問題点の一つとして、功利主義の結論が自分たちの感性と違う可能性がある。もう一つは、その感性に合わないことが正義の名の下に押し付けられる可能性がある。

第5章
リベラリズム:弱者に優しい福祉社会を作ろう
リバタリアニズム:弱肉強食の自由競争を推進
弱い自由主義:幸福になるには自由が必要、だから自由を尊重しよう(功利主義と同じ)
強い自由主義:自由にやれ。他人の自由を侵害しないなら

どれだけ多くの人が死のうが、他人の権利を侵害してはならないという自由主義のスタンス。ただし、他人の権利を侵害する人(有害な人間)の権利は保障しない。他人の自由を奪うな。

自由主義の行き着く先→バカな人間は死ねばいい

第6章
自由主義の問題点
・富の再分配の停止による格差の拡大、弱者の排除
・自己責任、個人主義の横行によるモラルの低下
・当人同士の合意による非道徳行為の増加(売春、臓器売買、人身売買など)

他人の自由を奪う行為
麻薬を吸ったり未来を台無しにする行為は、「10年後の自分という他人」の人権を奪い自由を阻害することになる。

第7章
宗教的であるということは、神様を信じる宗教に入ることとは関係ない。
『物質または理性を超えたところにある何かを信じていること』それが宗教的であることの唯一の条件である。
善や正義は言葉や理屈で説明できない、だから枠の内側にはなく枠の外側にある。

正義が説明不可能なものならどう知るか、枠の外にある正義を『観れば』いい。

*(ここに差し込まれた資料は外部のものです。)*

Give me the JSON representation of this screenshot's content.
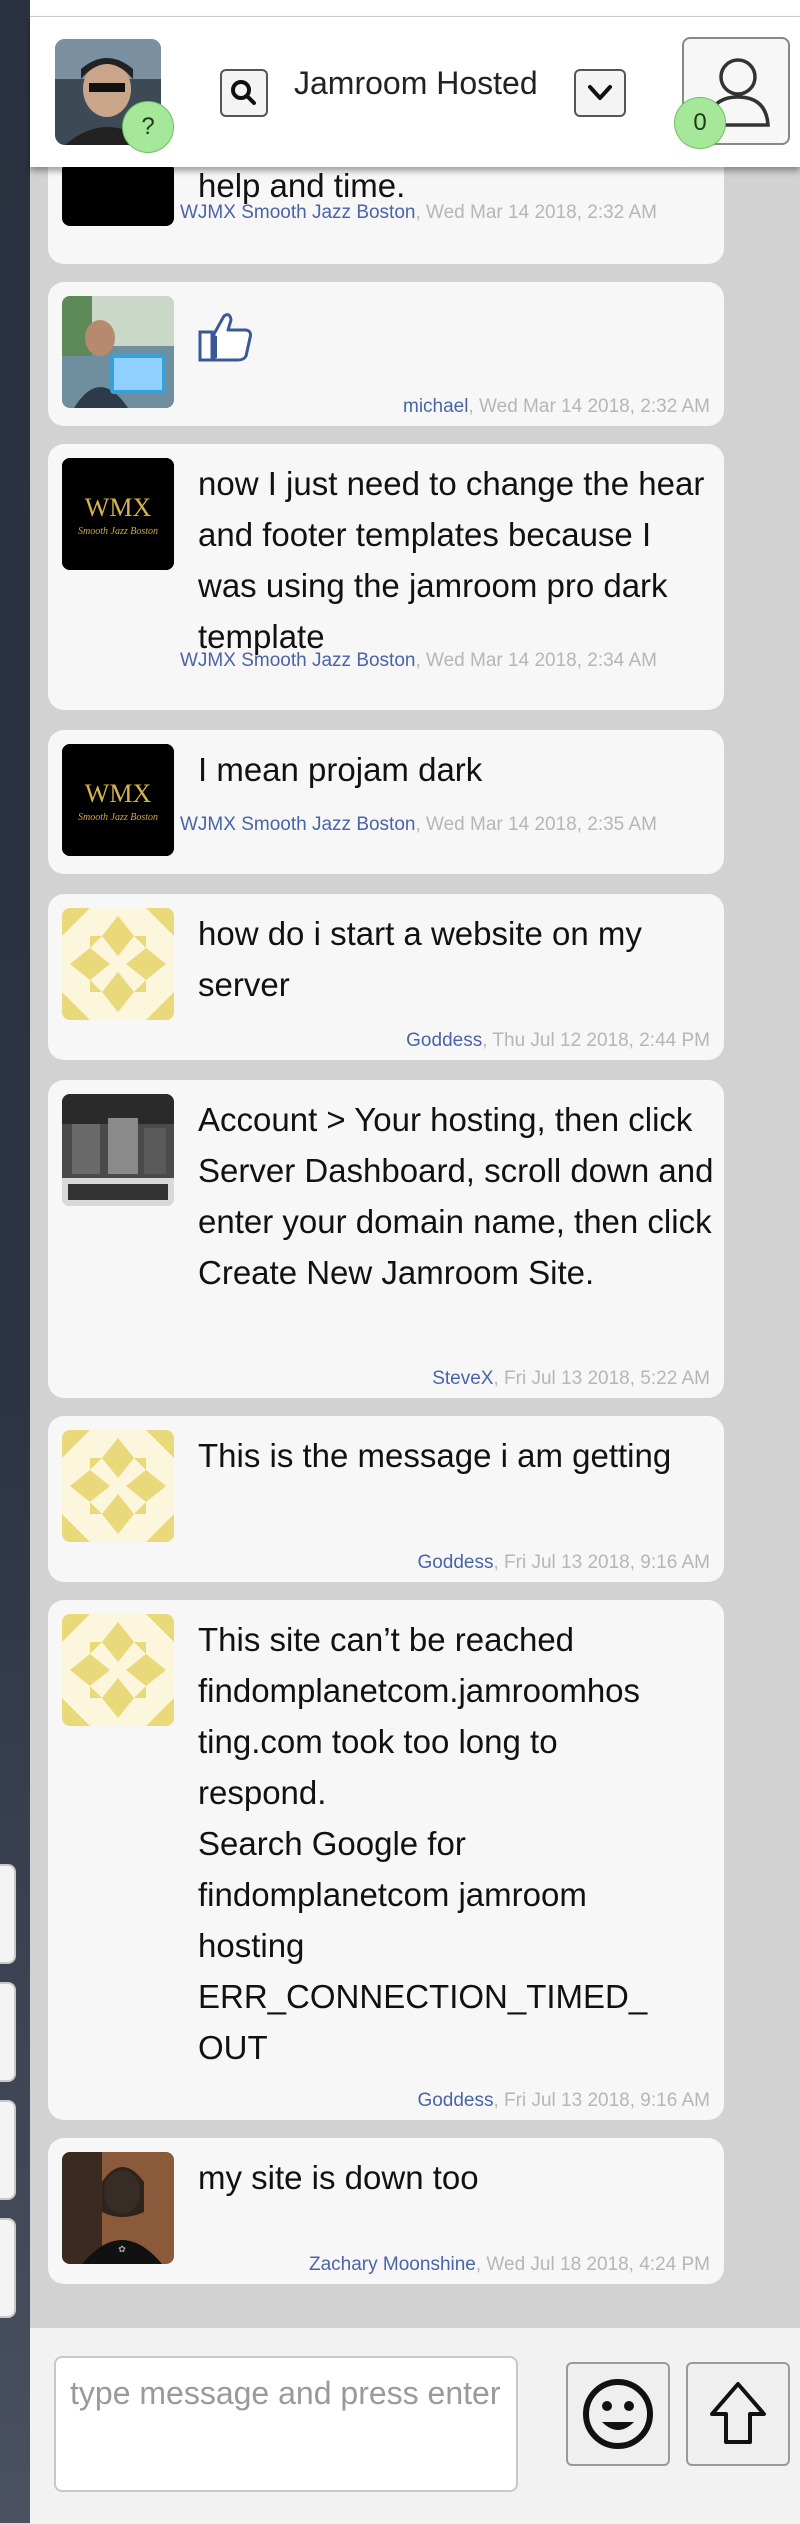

:直観主義
このペンは何色?殺人は悪いこと?それにすぐ答えている状態が「直ちに観る」

相対主義:物事の価値は他との関係性によって決まる
絶対主義:絶対的にただしモノが世の中にある

イデア論:善や正義などの概念(イデア)は、物質を超えた世界に存在しているという考え方

唯名論:唯の名前だよ論。それ以上でもそれ以下でもない
実在論:実在するんだ世論。人間という概念はどこかに本当に実在している
経験主義:人間が思い浮かべられる概念はすべて経験から作られたものである
合理主義:合理的に考えれば、人間は絶対的な正しさに到達できる

結局とのところ、人間は善や正義といったものが『枠の外』にあるかどうかをずっと議論してきた。

第8章
直観主義の問題点
「人間は正義を直観できない」「人間に正義なんて分かるわけがない」

何が正しいか分からない状況で、どんな人が正義の人だといえるのか?
それは、自分の正しさに確信を持てず不安の中で最後の最後まで悩んで苦しみながらも何かを選択した人間ではないか。

第9章
構造主義、ポスト構造主義も似たようなことを言っている。
「人間は何らかの社会構造に支配されており、決して自由に物事を判断しているわけではない」

スタンフォードの監獄実験→囚人は囚人らしく、看守は看守らしくなった
制服→「立場の自覚」「集団変への帰属意識」を促している

上記のように、周囲の環境や構造によって無意識のうちにそのように考えさせられている。多くの人は本来の意味を省みることなく、自分が生きる社会システムの価値観で無意識に答えている。

ポスト構造主義:構造主義以降という意味。人間が構造(システム)に支配されているという部分においては同じ。
構造主義は構造の欠陥を見つけ修復しようとしたが、ポスト構造主義の哲学者たちは人間が自分の意思で構造を作りかえることなど絶対にできない!元の構造を超えられないと言った。

我々が住む社会(コップ)は、実は「監視社会による矯正」という、刑務所と同じ構造で出来上がっているのである。
監視社会から相互監視社会へと変わり、我々が暮らす巨大刑務所は破壊不可能になった。
もはや人間が「人間にとって正しい社会」を作っているのではなく、社会が「社会にとって正しい人間」を作っている。

あらゆる知的な活動は、正しいという概念の上に成り立っている。そして正しいという概念を正しいとさせている上位の概念は『善い』である。
何かを考え、疑い、悩んでいるとき、そこには『善』『善を目指す意思』が必ず存在している。

どうすれば他者の視線に操られることなく、自由で幸福な人生を送ることができるか?

『善く生きること』
自分が『善い』と思った通りに生きることです。
誰に見られていてもいなくても、自分がやるべきだと思ったことが自分にとっての善いことである。